Bard’s and Assistant’s interfaces are similar in that they both look like chat apps, so they have similar monetization issues, but they’re actually using both products for different purposes. Assuming that the idea of the Google Assistant (a voice assistant that helps users interact) isn’t completely dead at Google, we can imagine a future where Bard’s language model can understand what users want and help them do it. Today’s assistants don’t have language model issues, just voice recognition issues, and Bird won’t help with that.

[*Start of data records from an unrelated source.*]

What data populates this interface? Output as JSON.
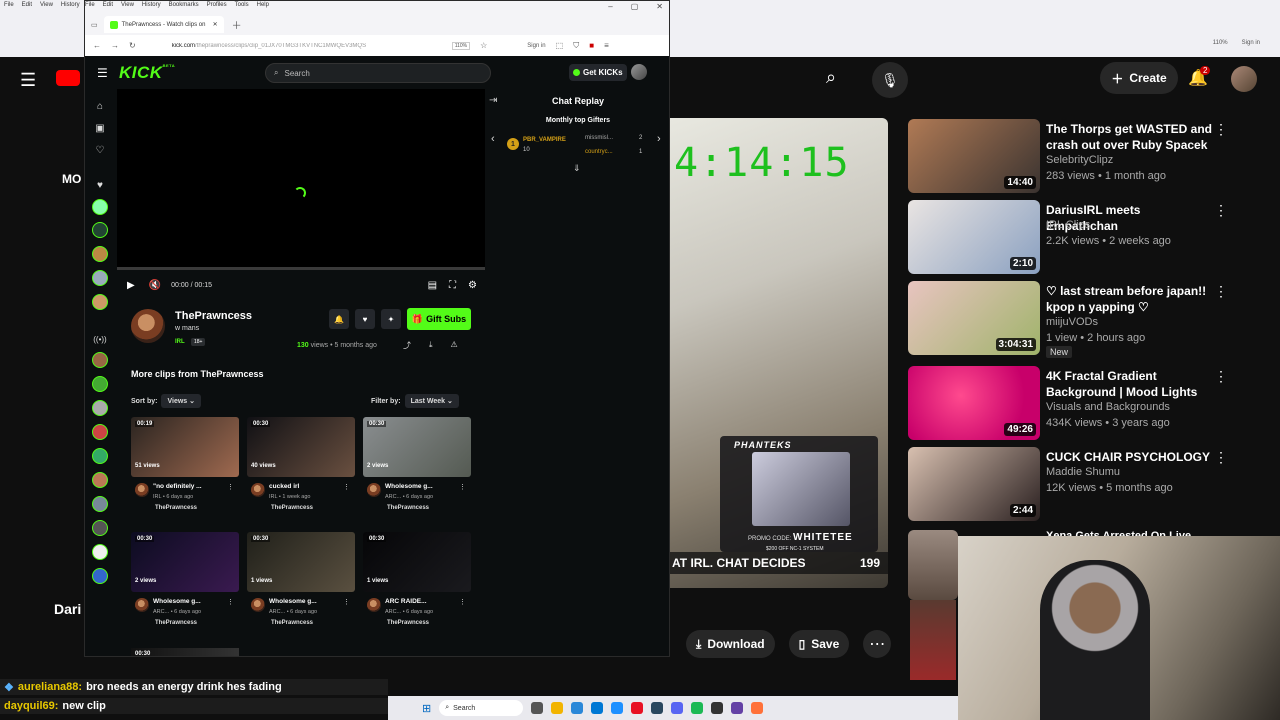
{
  "youtube": {
    "header": {
      "create_label": "Create",
      "notif_count": "2"
    },
    "partial_left": {
      "label_mo": "MO",
      "title_partial": "Dari"
    },
    "video": {
      "timer": "4:14:15",
      "sponsor_logo": "PHANTEKS",
      "promo_label": "PROMO CODE:",
      "promo_code": "WHITETEE",
      "promo_sub": "$200 OFF NC-1 SYSTEM",
      "banner_text": "AT IRL. CHAT DECIDES",
      "banner_count": "199"
    },
    "actions": {
      "download": "Download",
      "save": "Save"
    },
    "recommendations": [
      {
        "title": "The Thorps get WASTED and crash out over Ruby Spacek an...",
        "channel": "SelebrityClipz",
        "meta": "283 views • 1 month ago",
        "duration": "14:40",
        "color1": "#b07a55",
        "color2": "#3a3330",
        "new": ""
      },
      {
        "title": "DariusIRL meets Empathchan",
        "channel": "IRL Clips",
        "meta": "2.2K views • 2 weeks ago",
        "duration": "2:10",
        "color1": "#e9e4e2",
        "color2": "#8aa0c0",
        "new": ""
      },
      {
        "title": "♡ last stream before japan!! kpop n yapping ♡",
        "channel": "miijuVODs",
        "meta": "1 view • 2 hours ago",
        "duration": "3:04:31",
        "color1": "#e8c4c0",
        "color2": "#9fb36a",
        "new": "New"
      },
      {
        "title": "4K Fractal Gradient Background | Mood Lights",
        "channel": "Visuals and Backgrounds",
        "meta": "434K views • 3 years ago",
        "duration": "49:26",
        "color1": "#ff1a6e",
        "color2": "#c8006a",
        "new": ""
      },
      {
        "title": "CUCK CHAIR PSYCHOLOGY",
        "channel": "Maddie Shumu",
        "meta": "12K views • 5 months ago",
        "duration": "2:44",
        "color1": "#d8c0b0",
        "color2": "#2a2020",
        "new": ""
      }
    ],
    "partial_rec_title": "Xena Gets Arrested On Live",
    "chat": [
      {
        "user": "aureliana88:",
        "text": "bro needs an energy drink hes fading"
      },
      {
        "user": "dayquil69:",
        "text": "new clip"
      }
    ],
    "taskbar": {
      "search": "Search"
    }
  },
  "kick": {
    "browser": {
      "menu": [
        "File",
        "Edit",
        "View",
        "History",
        "Bookmarks",
        "Profiles",
        "Tools",
        "Help"
      ],
      "tab_title": "ThePrawncess - Watch clips on",
      "url_host": "kick.com",
      "url_path": "/theprawncess/clips/clip_01JX70TMG3TKVTNC1MWQEV3MQS",
      "zoom": "110%",
      "sign_in": "Sign in"
    },
    "topbar": {
      "logo": "KICK",
      "logo_sup": "BETA",
      "search_placeholder": "Search",
      "get_kicks": "Get KICKs"
    },
    "player": {
      "time": "00:00 / 00:15"
    },
    "chat": {
      "title": "Chat Replay",
      "gifters_title": "Monthly top Gifters",
      "first": {
        "rank": "1",
        "name": "PBR_VAMPIRE",
        "count": "10"
      },
      "second": {
        "name": "missmisl...",
        "count": "2"
      },
      "third": {
        "name": "countryc...",
        "count": "1"
      }
    },
    "channel": {
      "name": "ThePrawncess",
      "stream_title": "w mans",
      "category": "IRL",
      "age": "18+",
      "views_count": "130",
      "views_rest": " views • 5 months ago",
      "gift_subs": "Gift Subs"
    },
    "clips_section": {
      "title": "More clips from ThePrawncess",
      "sort_label": "Sort by:",
      "sort_value": "Views",
      "filter_label": "Filter by:",
      "filter_value": "Last Week"
    },
    "clips": [
      {
        "duration": "00:19",
        "views": "51 views",
        "title": "\"no definitely ...",
        "meta": "IRL • 6 days ago",
        "channel": "ThePrawncess",
        "c1": "#2a2420",
        "c2": "#a06a50"
      },
      {
        "duration": "00:30",
        "views": "40 views",
        "title": "cucked irl",
        "meta": "IRL • 1 week ago",
        "channel": "ThePrawncess",
        "c1": "#101014",
        "c2": "#6a5040"
      },
      {
        "duration": "00:30",
        "views": "2 views",
        "title": "Wholesome g...",
        "meta": "ARC... • 6 days ago",
        "channel": "ThePrawncess",
        "c1": "#8a8e90",
        "c2": "#545a52"
      },
      {
        "duration": "00:30",
        "views": "2 views",
        "title": "Wholesome g...",
        "meta": "ARC... • 6 days ago",
        "channel": "ThePrawncess",
        "c1": "#0c0c20",
        "c2": "#3a1a50"
      },
      {
        "duration": "00:30",
        "views": "1 views",
        "title": "Wholesome g...",
        "meta": "ARC... • 6 days ago",
        "channel": "ThePrawncess",
        "c1": "#20201a",
        "c2": "#5a5040"
      },
      {
        "duration": "00:30",
        "views": "1 views",
        "title": "ARC RAIDE...",
        "meta": "ARC... • 6 days ago",
        "channel": "ThePrawncess",
        "c1": "#060608",
        "c2": "#1a1a1e"
      }
    ],
    "partial_clip_duration": "00:30"
  },
  "colors": {
    "kick_green": "#53fc18",
    "yt_red": "#ff0000"
  }
}
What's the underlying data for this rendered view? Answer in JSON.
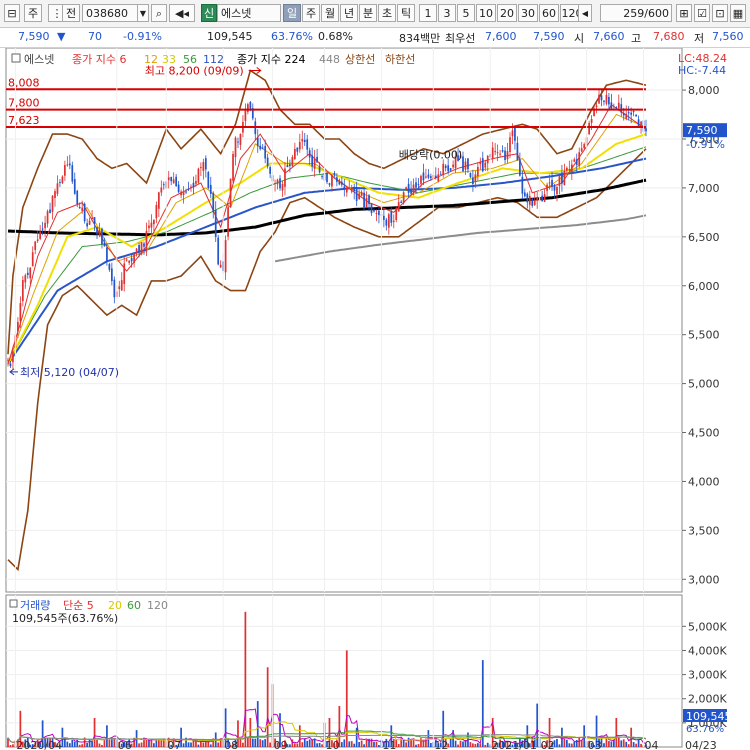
{
  "toolbar": {
    "mode": "주",
    "range": "전",
    "code": "038680",
    "badge": "신",
    "name": "에스넷",
    "periods": [
      "일",
      "주",
      "월",
      "년",
      "분",
      "초",
      "틱"
    ],
    "active_period": "일",
    "numbers": [
      "1",
      "3",
      "5",
      "10",
      "20",
      "30",
      "60",
      "120"
    ],
    "count": "259",
    "count_total": "/600"
  },
  "info": {
    "price": "7,590",
    "change_arrow": "▼",
    "change": "70",
    "change_pct": "-0.91%",
    "volume": "109,545",
    "volume_ratio": "63.76%",
    "turnover_pct": "0.68%",
    "amount": "834백만",
    "best_ask_label": "최우선",
    "best_ask": "7,600",
    "best_bid": "7,590",
    "open_label": "시",
    "open": "7,660",
    "high_label": "고",
    "high": "7,680",
    "low_label": "저",
    "low": "7,560"
  },
  "legend": {
    "name": "에스넷",
    "ma_label": "종가 지수 6",
    "ma12": "12",
    "ma33": "33",
    "ma56": "56",
    "ma112": "112",
    "ma224": "종가 지수 224",
    "ma448": "448",
    "upper": "상한선",
    "lower": "하한선"
  },
  "corner": {
    "lc": "LC:48.24",
    "hc": "HC:-7.44"
  },
  "price_levels": [
    {
      "label": "8,008",
      "value": 8008
    },
    {
      "label": "7,800",
      "value": 7800
    },
    {
      "label": "7,623",
      "value": 7623
    }
  ],
  "annotations": {
    "high": "최고 8,200 (09/09)",
    "low": "최저 5,120 (04/07)",
    "dividend": "배당락(0.00)"
  },
  "current_tag": {
    "price": "7,590",
    "pct": "-0.91%"
  },
  "volume_legend": {
    "title": "거래량",
    "ma_label": "단순 5",
    "ma20": "20",
    "ma60": "60",
    "ma120": "120",
    "value": "109,545주(63.76%)"
  },
  "volume_tag": {
    "value": "109,545",
    "pct": "63.76%"
  },
  "colors": {
    "up": "#e03030",
    "down": "#2255cc",
    "level": "#d80000",
    "bollinger": "#8b4513",
    "ma_yellow": "#f0e000",
    "ma_green": "#3a9a3a",
    "ma_blue": "#2a55c8",
    "ma_black": "#000000",
    "ma_gray": "#8c8c8c"
  },
  "chart_data": {
    "type": "candlestick",
    "y_ticks": [
      3000,
      3500,
      4000,
      4500,
      5000,
      5500,
      6000,
      6500,
      7000,
      7500,
      8000
    ],
    "y_tick_labels": [
      "3,000",
      "3,500",
      "4,000",
      "4,500",
      "5,000",
      "5,500",
      "6,000",
      "6,500",
      "7,000",
      "7,500",
      "8,000"
    ],
    "ylim": [
      2870,
      8430
    ],
    "x_labels": [
      "2020/04",
      "06",
      "07",
      "08",
      "09",
      "10",
      "11",
      "12",
      "2021/01",
      "02",
      "03",
      "04",
      "04/23"
    ],
    "x_label_days": [
      3,
      44,
      64,
      87,
      107,
      128,
      151,
      172,
      195,
      215,
      234,
      257,
      276
    ],
    "n_days": 259,
    "price_anchors": [
      [
        0,
        5200
      ],
      [
        1,
        5150
      ],
      [
        2,
        5300
      ],
      [
        4,
        5700
      ],
      [
        6,
        6000
      ],
      [
        9,
        6200
      ],
      [
        12,
        6500
      ],
      [
        16,
        6700
      ],
      [
        19,
        7000
      ],
      [
        22,
        7150
      ],
      [
        25,
        7200
      ],
      [
        28,
        6900
      ],
      [
        31,
        6700
      ],
      [
        33,
        6650
      ],
      [
        36,
        6600
      ],
      [
        39,
        6400
      ],
      [
        42,
        6000
      ],
      [
        44,
        5900
      ],
      [
        47,
        6200
      ],
      [
        50,
        6300
      ],
      [
        53,
        6400
      ],
      [
        56,
        6500
      ],
      [
        59,
        6700
      ],
      [
        62,
        7000
      ],
      [
        65,
        7100
      ],
      [
        68,
        7000
      ],
      [
        71,
        6900
      ],
      [
        74,
        7000
      ],
      [
        77,
        7200
      ],
      [
        80,
        7200
      ],
      [
        83,
        6800
      ],
      [
        85,
        6200
      ],
      [
        87,
        6100
      ],
      [
        89,
        6800
      ],
      [
        91,
        7400
      ],
      [
        93,
        7500
      ],
      [
        95,
        7700
      ],
      [
        97,
        7800
      ],
      [
        99,
        7700
      ],
      [
        101,
        7400
      ],
      [
        103,
        7400
      ],
      [
        105,
        7200
      ],
      [
        107,
        7100
      ],
      [
        110,
        7000
      ],
      [
        113,
        7200
      ],
      [
        116,
        7400
      ],
      [
        119,
        7500
      ],
      [
        122,
        7300
      ],
      [
        125,
        7200
      ],
      [
        128,
        7100
      ],
      [
        131,
        7100
      ],
      [
        134,
        7000
      ],
      [
        137,
        7000
      ],
      [
        140,
        6900
      ],
      [
        143,
        6900
      ],
      [
        146,
        6800
      ],
      [
        149,
        6750
      ],
      [
        152,
        6700
      ],
      [
        155,
        6650
      ],
      [
        158,
        6800
      ],
      [
        161,
        7000
      ],
      [
        164,
        7000
      ],
      [
        167,
        7100
      ],
      [
        170,
        7100
      ],
      [
        173,
        7150
      ],
      [
        176,
        7200
      ],
      [
        179,
        7200
      ],
      [
        182,
        7300
      ],
      [
        185,
        7200
      ],
      [
        188,
        7050
      ],
      [
        191,
        7200
      ],
      [
        194,
        7300
      ],
      [
        197,
        7400
      ],
      [
        199,
        7350
      ],
      [
        201,
        7300
      ],
      [
        203,
        7500
      ],
      [
        205,
        7550
      ],
      [
        207,
        7100
      ],
      [
        209,
        6900
      ],
      [
        212,
        6850
      ],
      [
        215,
        6900
      ],
      [
        218,
        7000
      ],
      [
        221,
        7000
      ],
      [
        224,
        7100
      ],
      [
        227,
        7200
      ],
      [
        230,
        7300
      ],
      [
        233,
        7500
      ],
      [
        236,
        7700
      ],
      [
        239,
        7900
      ],
      [
        242,
        7900
      ],
      [
        245,
        7800
      ],
      [
        248,
        7800
      ],
      [
        251,
        7750
      ],
      [
        254,
        7700
      ],
      [
        256,
        7650
      ],
      [
        258,
        7590
      ]
    ],
    "ma6_anchors": [
      [
        0,
        5200
      ],
      [
        6,
        5700
      ],
      [
        12,
        6300
      ],
      [
        20,
        6750
      ],
      [
        30,
        6850
      ],
      [
        40,
        6400
      ],
      [
        48,
        6150
      ],
      [
        56,
        6400
      ],
      [
        66,
        6900
      ],
      [
        78,
        7050
      ],
      [
        86,
        6600
      ],
      [
        94,
        7300
      ],
      [
        102,
        7550
      ],
      [
        112,
        7150
      ],
      [
        122,
        7350
      ],
      [
        132,
        7100
      ],
      [
        146,
        6850
      ],
      [
        156,
        6750
      ],
      [
        168,
        7050
      ],
      [
        182,
        7200
      ],
      [
        196,
        7300
      ],
      [
        206,
        7350
      ],
      [
        212,
        6950
      ],
      [
        224,
        7050
      ],
      [
        236,
        7500
      ],
      [
        244,
        7850
      ],
      [
        258,
        7600
      ]
    ],
    "ma12_anchors": [
      [
        0,
        5200
      ],
      [
        10,
        5900
      ],
      [
        20,
        6550
      ],
      [
        32,
        6800
      ],
      [
        44,
        6250
      ],
      [
        56,
        6350
      ],
      [
        68,
        6850
      ],
      [
        80,
        7000
      ],
      [
        90,
        6800
      ],
      [
        100,
        7450
      ],
      [
        112,
        7250
      ],
      [
        124,
        7250
      ],
      [
        138,
        7000
      ],
      [
        152,
        6850
      ],
      [
        166,
        6950
      ],
      [
        180,
        7150
      ],
      [
        196,
        7200
      ],
      [
        208,
        7300
      ],
      [
        218,
        7000
      ],
      [
        232,
        7250
      ],
      [
        246,
        7750
      ],
      [
        258,
        7620
      ]
    ],
    "ma33_anchors": [
      [
        0,
        5200
      ],
      [
        12,
        5800
      ],
      [
        24,
        6500
      ],
      [
        36,
        6600
      ],
      [
        50,
        6400
      ],
      [
        64,
        6600
      ],
      [
        80,
        6850
      ],
      [
        94,
        7050
      ],
      [
        106,
        7250
      ],
      [
        120,
        7250
      ],
      [
        136,
        7100
      ],
      [
        150,
        6950
      ],
      [
        166,
        6900
      ],
      [
        182,
        7050
      ],
      [
        200,
        7200
      ],
      [
        216,
        7150
      ],
      [
        232,
        7200
      ],
      [
        246,
        7450
      ],
      [
        258,
        7550
      ]
    ],
    "ma56_anchors": [
      [
        0,
        5200
      ],
      [
        15,
        5900
      ],
      [
        30,
        6400
      ],
      [
        48,
        6450
      ],
      [
        64,
        6550
      ],
      [
        82,
        6750
      ],
      [
        98,
        6950
      ],
      [
        114,
        7100
      ],
      [
        130,
        7150
      ],
      [
        146,
        7050
      ],
      [
        166,
        6950
      ],
      [
        186,
        7050
      ],
      [
        206,
        7150
      ],
      [
        226,
        7150
      ],
      [
        244,
        7300
      ],
      [
        258,
        7420
      ]
    ],
    "ma112_anchors": [
      [
        0,
        5200
      ],
      [
        20,
        5950
      ],
      [
        40,
        6250
      ],
      [
        60,
        6400
      ],
      [
        80,
        6600
      ],
      [
        100,
        6800
      ],
      [
        120,
        6950
      ],
      [
        140,
        7000
      ],
      [
        160,
        6980
      ],
      [
        180,
        7000
      ],
      [
        200,
        7050
      ],
      [
        220,
        7120
      ],
      [
        240,
        7200
      ],
      [
        258,
        7300
      ]
    ],
    "ma224_anchors": [
      [
        0,
        6560
      ],
      [
        20,
        6540
      ],
      [
        40,
        6530
      ],
      [
        60,
        6520
      ],
      [
        80,
        6540
      ],
      [
        100,
        6600
      ],
      [
        120,
        6720
      ],
      [
        140,
        6780
      ],
      [
        160,
        6800
      ],
      [
        180,
        6820
      ],
      [
        200,
        6860
      ],
      [
        220,
        6900
      ],
      [
        240,
        6980
      ],
      [
        258,
        7080
      ]
    ],
    "ma448_anchors": [
      [
        108,
        6250
      ],
      [
        130,
        6350
      ],
      [
        150,
        6420
      ],
      [
        170,
        6480
      ],
      [
        190,
        6540
      ],
      [
        210,
        6580
      ],
      [
        230,
        6620
      ],
      [
        250,
        6680
      ],
      [
        258,
        6720
      ]
    ],
    "bb_upper_anchors": [
      [
        0,
        5300
      ],
      [
        2,
        6100
      ],
      [
        6,
        6800
      ],
      [
        12,
        7200
      ],
      [
        18,
        7550
      ],
      [
        24,
        7550
      ],
      [
        30,
        7500
      ],
      [
        36,
        7300
      ],
      [
        42,
        7200
      ],
      [
        48,
        7250
      ],
      [
        56,
        7050
      ],
      [
        64,
        7600
      ],
      [
        70,
        7400
      ],
      [
        78,
        7600
      ],
      [
        86,
        7350
      ],
      [
        92,
        7650
      ],
      [
        98,
        8200
      ],
      [
        104,
        8100
      ],
      [
        110,
        7800
      ],
      [
        116,
        7650
      ],
      [
        122,
        7650
      ],
      [
        128,
        7500
      ],
      [
        134,
        7500
      ],
      [
        140,
        7350
      ],
      [
        146,
        7250
      ],
      [
        152,
        7200
      ],
      [
        160,
        7300
      ],
      [
        168,
        7400
      ],
      [
        176,
        7350
      ],
      [
        184,
        7450
      ],
      [
        192,
        7550
      ],
      [
        200,
        7600
      ],
      [
        208,
        7650
      ],
      [
        214,
        7600
      ],
      [
        222,
        7350
      ],
      [
        228,
        7400
      ],
      [
        236,
        7800
      ],
      [
        242,
        8050
      ],
      [
        250,
        8100
      ],
      [
        258,
        8050
      ]
    ],
    "bb_lower_anchors": [
      [
        0,
        3200
      ],
      [
        4,
        3100
      ],
      [
        8,
        3700
      ],
      [
        12,
        4800
      ],
      [
        16,
        5600
      ],
      [
        22,
        5900
      ],
      [
        28,
        6000
      ],
      [
        34,
        5850
      ],
      [
        40,
        5700
      ],
      [
        46,
        5800
      ],
      [
        52,
        5700
      ],
      [
        58,
        6050
      ],
      [
        64,
        6050
      ],
      [
        70,
        6100
      ],
      [
        78,
        6300
      ],
      [
        84,
        6050
      ],
      [
        90,
        5950
      ],
      [
        96,
        5950
      ],
      [
        102,
        6350
      ],
      [
        108,
        6550
      ],
      [
        114,
        6850
      ],
      [
        120,
        6900
      ],
      [
        126,
        6800
      ],
      [
        132,
        6700
      ],
      [
        140,
        6600
      ],
      [
        150,
        6500
      ],
      [
        158,
        6500
      ],
      [
        166,
        6650
      ],
      [
        174,
        6800
      ],
      [
        182,
        6800
      ],
      [
        190,
        6850
      ],
      [
        198,
        6900
      ],
      [
        206,
        6850
      ],
      [
        214,
        6700
      ],
      [
        222,
        6700
      ],
      [
        230,
        6800
      ],
      [
        238,
        6900
      ],
      [
        246,
        7100
      ],
      [
        252,
        7250
      ],
      [
        258,
        7400
      ]
    ],
    "volume": {
      "y_ticks": [
        1000,
        2000,
        3000,
        4000,
        5000
      ],
      "y_tick_labels": [
        "1,000K",
        "2,000K",
        "3,000K",
        "4,000K",
        "5,000K"
      ],
      "ylim": [
        0,
        5800
      ],
      "spikes": [
        [
          5,
          1500
        ],
        [
          14,
          1100
        ],
        [
          22,
          800
        ],
        [
          35,
          1200
        ],
        [
          40,
          900
        ],
        [
          52,
          700
        ],
        [
          70,
          800
        ],
        [
          84,
          600
        ],
        [
          88,
          1600
        ],
        [
          93,
          1100
        ],
        [
          96,
          5600
        ],
        [
          98,
          1200
        ],
        [
          101,
          1900
        ],
        [
          105,
          3300
        ],
        [
          107,
          2600
        ],
        [
          110,
          1400
        ],
        [
          118,
          900
        ],
        [
          128,
          1000
        ],
        [
          130,
          1200
        ],
        [
          134,
          1700
        ],
        [
          137,
          4000
        ],
        [
          141,
          800
        ],
        [
          155,
          900
        ],
        [
          170,
          700
        ],
        [
          176,
          1500
        ],
        [
          180,
          700
        ],
        [
          186,
          600
        ],
        [
          192,
          3600
        ],
        [
          196,
          1200
        ],
        [
          210,
          900
        ],
        [
          214,
          1800
        ],
        [
          219,
          1200
        ],
        [
          224,
          800
        ],
        [
          233,
          900
        ],
        [
          238,
          1300
        ],
        [
          246,
          1200
        ],
        [
          252,
          800
        ],
        [
          258,
          110
        ]
      ]
    }
  }
}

We’ve seen Google do this all the time. That is, shutting down a good project in favor of an alternative project that isn’t ready or is riddled with feature regressions. Bard’s development (and Google’s AI strategy in general) seems slow compared to the rollout of OpenAI and Microsoft’s ChatGPT, so perhaps more people will help it. Not that you need it, but the service is purely a money pit.